From 1969 to 1978 Bertell was senior cancer research scientist at Roswell Park Cancer Institute. Tension was high'' at the Roswell Institute, which favoured'' the nuclear industry because it supplied research dollars.
After the Bhopal disaster in 1984, Bertell directed the International Medical Commission investigating the effects of the Union Carbide chemical spill that contributed to some 15,000 deaths.
She has written reports on everything from radiation-related health problems, experienced by the Rongelap people after bomb testing in the Marshall Islands, to the effects of the Pickering nuclear plant on the health of local children.
Bertell, part of 300 members of the International Institute of Concern for Public Health, a hard-hitting environmental organization formed in 1984.
"It's the military who have messed up our weather and ozone," she maintains. "They blamed it on Mt. Pinatubo and now El Nino. Where did that come from all of a sudden? Everybody repeats El Nino and accepts it. It's public relations: not scientific data."
She identified clorines as the worst offenders on the planet. Developed during World War I, chlorine did not exist in the atmosphere until then. Now there is evidence that one class of chlorines has ``demasculinized and defeminized'' birds and fish, and Bertell warns that studies on the implications for human sexuality and reproduction have just begun.
Becoming a thorn-in-the-side of power mongers Bertell is routinely called a Cassandra and denounced by the nuclear industry. But she firmly maintains they and military policy makers are the world's main polluters.

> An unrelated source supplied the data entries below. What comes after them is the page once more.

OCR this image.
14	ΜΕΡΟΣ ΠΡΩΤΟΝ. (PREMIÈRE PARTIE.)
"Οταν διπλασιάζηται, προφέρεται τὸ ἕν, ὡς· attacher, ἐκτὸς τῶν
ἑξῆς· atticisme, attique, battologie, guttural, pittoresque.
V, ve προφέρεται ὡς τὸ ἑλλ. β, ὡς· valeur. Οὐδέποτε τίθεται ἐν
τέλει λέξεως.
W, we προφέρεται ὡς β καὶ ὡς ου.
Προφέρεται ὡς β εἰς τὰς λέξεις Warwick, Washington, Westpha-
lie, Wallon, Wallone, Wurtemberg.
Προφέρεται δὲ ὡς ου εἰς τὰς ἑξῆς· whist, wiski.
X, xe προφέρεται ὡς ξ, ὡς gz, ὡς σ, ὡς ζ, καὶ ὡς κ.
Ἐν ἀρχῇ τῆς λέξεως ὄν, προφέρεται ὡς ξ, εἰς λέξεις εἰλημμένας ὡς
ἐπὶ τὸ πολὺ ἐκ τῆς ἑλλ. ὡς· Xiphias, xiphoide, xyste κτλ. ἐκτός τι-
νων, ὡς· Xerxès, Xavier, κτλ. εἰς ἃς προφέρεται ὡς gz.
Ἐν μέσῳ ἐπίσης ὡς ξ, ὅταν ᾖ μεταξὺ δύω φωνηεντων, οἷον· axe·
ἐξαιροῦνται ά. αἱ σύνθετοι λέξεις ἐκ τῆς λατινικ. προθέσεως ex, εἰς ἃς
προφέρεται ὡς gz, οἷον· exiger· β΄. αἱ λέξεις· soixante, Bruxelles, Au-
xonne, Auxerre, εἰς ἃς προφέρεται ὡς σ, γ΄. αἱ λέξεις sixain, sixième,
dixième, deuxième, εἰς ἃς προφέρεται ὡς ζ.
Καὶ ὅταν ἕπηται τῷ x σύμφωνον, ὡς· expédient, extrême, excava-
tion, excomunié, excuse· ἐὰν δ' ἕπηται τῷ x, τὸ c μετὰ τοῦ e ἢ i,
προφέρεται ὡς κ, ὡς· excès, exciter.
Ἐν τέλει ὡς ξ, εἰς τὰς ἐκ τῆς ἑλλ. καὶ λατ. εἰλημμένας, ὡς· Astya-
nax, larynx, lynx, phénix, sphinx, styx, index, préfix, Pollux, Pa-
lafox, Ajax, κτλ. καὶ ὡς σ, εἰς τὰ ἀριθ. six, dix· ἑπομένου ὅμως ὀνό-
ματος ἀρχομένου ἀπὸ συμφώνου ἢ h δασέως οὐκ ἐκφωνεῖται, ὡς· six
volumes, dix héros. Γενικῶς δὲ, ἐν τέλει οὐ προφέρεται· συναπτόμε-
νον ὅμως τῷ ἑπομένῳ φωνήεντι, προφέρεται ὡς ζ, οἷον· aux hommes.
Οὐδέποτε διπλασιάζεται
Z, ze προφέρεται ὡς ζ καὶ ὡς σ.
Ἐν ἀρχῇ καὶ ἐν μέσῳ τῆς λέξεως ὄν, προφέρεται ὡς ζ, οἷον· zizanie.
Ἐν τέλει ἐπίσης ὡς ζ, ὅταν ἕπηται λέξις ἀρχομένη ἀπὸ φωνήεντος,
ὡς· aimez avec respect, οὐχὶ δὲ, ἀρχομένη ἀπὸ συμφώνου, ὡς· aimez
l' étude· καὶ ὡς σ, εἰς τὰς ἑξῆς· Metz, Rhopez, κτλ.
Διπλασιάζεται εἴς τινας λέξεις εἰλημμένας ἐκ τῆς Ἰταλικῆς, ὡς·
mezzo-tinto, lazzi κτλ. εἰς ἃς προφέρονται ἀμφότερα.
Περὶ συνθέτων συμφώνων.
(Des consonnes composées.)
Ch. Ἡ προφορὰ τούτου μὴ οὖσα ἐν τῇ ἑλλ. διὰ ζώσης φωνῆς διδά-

In February, Bertell completed a ``reconstruction'' for workers affected after three nuclear bombs were tested in Alaska. Bertell's model will help the men, exposed to radiation, get help with medical expenses from the U.S. government.
Although a high-profile public figure, Bertell has never forsaken her order and like all nuns, her earnings go to a community pot - the Mother House - which doles out living expenses.
In the '60s, Bertell attended the Catholic University of America in Washington and graduated with a Doctorate in Biometry - the science of biological measurement. She landed a research job in Buffalo at the Roswell Park Cancer Institute, the world's first cancer research facility.
She spent 10 years in radiation data and emerged as the foremost expert in the field. She began to realize it was routine for the military to release radiation and that it also set radiation standards."
A public meeting in Buffalo became a watershed in Bertell's life. Niagara County wanted to build a nuclear plant on a site next door to farms producing Gerber's Baby Food and people were concerned.
Bertell recalls her first experience with nuclear power: 'There were only seats on stage for the five nuclear men. Their message was that radiation was like an x-ray and, obviously, caused no harm. It all irked me. I was the first citizen up to the mike and I insisted the nuclear men give up their seats. I didn't realize the concerned citizens were all women until we replaced the men."
In the end, the female protesters succeeded in getting a moratorium on the plant - the first one in the United States against the nuclear industry.
She made it more well known that radioactive iodine in North American's atmosphere slows down the thyroid gland and that contributes to (being) overweight.
Bertell declares it's all about money. "War and money make the world go around. When you have money, you have to be prepared to go to war to protect it and that is the main concern of corporations and governments."
May sound cynical from a nun, but Bertell snaps,
"Once your eyes are open, you can't close them again.''
In 1996, Bertell undertook to help the people of the Philippines who were trying to deal with toxic waste left behind by the US Navy and Air Force on military bases that they had abandoned. The US accepted no legal obligation to clean up this waste because it had not been specified in the original contract in the 1940s.
She has working a lot with the gulf war veteran's illness, and published a journal article which veterans are able to use in in their attempt to obtain recognition and compensation for their combat injuries.